End of day and conference wrapup by conference documentor team. News about the closing event and keynotes. Participants have the following options:

  • Hands on experience of software systems for the study of evolution and living systems as well as generative art in the Rice Studio.
  • Informal socializing in the Props lounge.

Dinner on your own
6:30pm-7:30pm

Closing Event and Keynotes
7:30pm-11:00pm
This event will be held at the Margaret Greenham Theatre at the Banff Centre. This event is open to the public at a cost of $10CDN. Priority seating will be given to registered attendees of Digital Burgess.

  • 7:30-8:00 cash bar, dessert snacks
  • 8:00-8:05 Introducing Digital Burgess conference, closing keynote speakers
  • 8:05-9:15 Karl Sims will present demonstrations of artificial evolution in the service of art and science. See our pages on Karl Sims' work.
  • 9:15-9:30 Brief Intermission
  • 9:30-10:45 Tom Ray will talk about the need for both a physical and digital biodiversity preserve and the prospects for a Cambrian Explosion in Cyberspace.
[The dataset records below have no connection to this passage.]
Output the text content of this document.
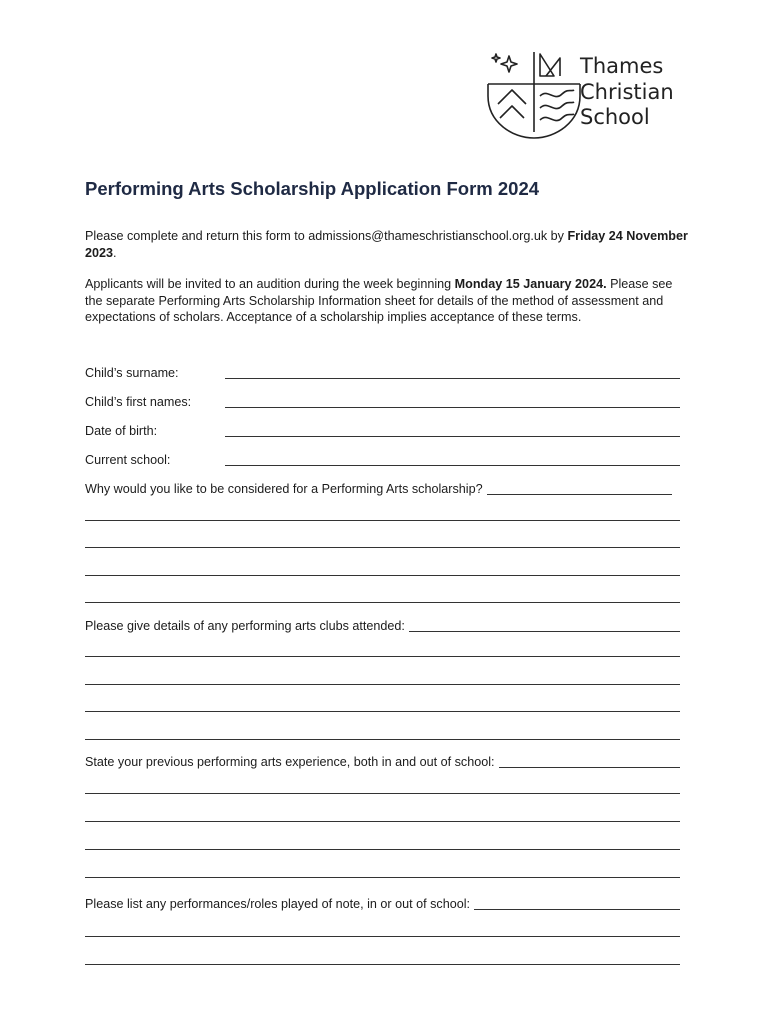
Thames
Christian
School
Performing Arts Scholarship Application Form 2024

Please complete and return this form to admissions@thameschristianschool.org.uk by Friday 24 November 2023.

Applicants will be invited to an audition during the week beginning Monday 15 January 2024. Please see the separate Performing Arts Scholarship Information sheet for details of the method of assessment and expectations of scholars. Acceptance of a scholarship implies acceptance of these terms.

Child’s surname:
Child’s first names:
Date of birth:
Current school:
Why would you like to be considered for a Performing Arts scholarship?
Please give details of any performing arts clubs attended:
State your previous performing arts experience, both in and out of school:
Please list any performances/roles played of note, in or out of school:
Find more about Tom Ray and Tierra on his Homepage at ATR.
  • 10:45-10:50 Bruce Damer: Biota, the Contact Consortium, upcoming programs
  • 10:50-11:00 Sara Diamond, Bruce Damer: thanks to sponsors, supporters, staff, media, Banff Centre, The Burgess Shale Foundation and others

New Sessions under development
Topics being developed

  • Ricardo Colasanti from COGS

  • LEE Hoong-Chien: will present a poster session (TBA)


Optional Day Five: September 2, 1997

Burgess Trek 2
September 2, all day

This day is optional and is provided for those who were not able to participate in the first trek to the Burgess Shale on August 30th, due to the trek being full or other factors. This trek is not officially part of the Digital Burgess conference and those wanting to participate (up to 15 people) must register for it during the conference and cover their own costs ($40CDN) and make their own way to the starting location for the hike. The hike will be guided by members of the Burgess Shale Foundation. See detailed requirements for the Burgess Shale Trek if you intend to participate on this trek.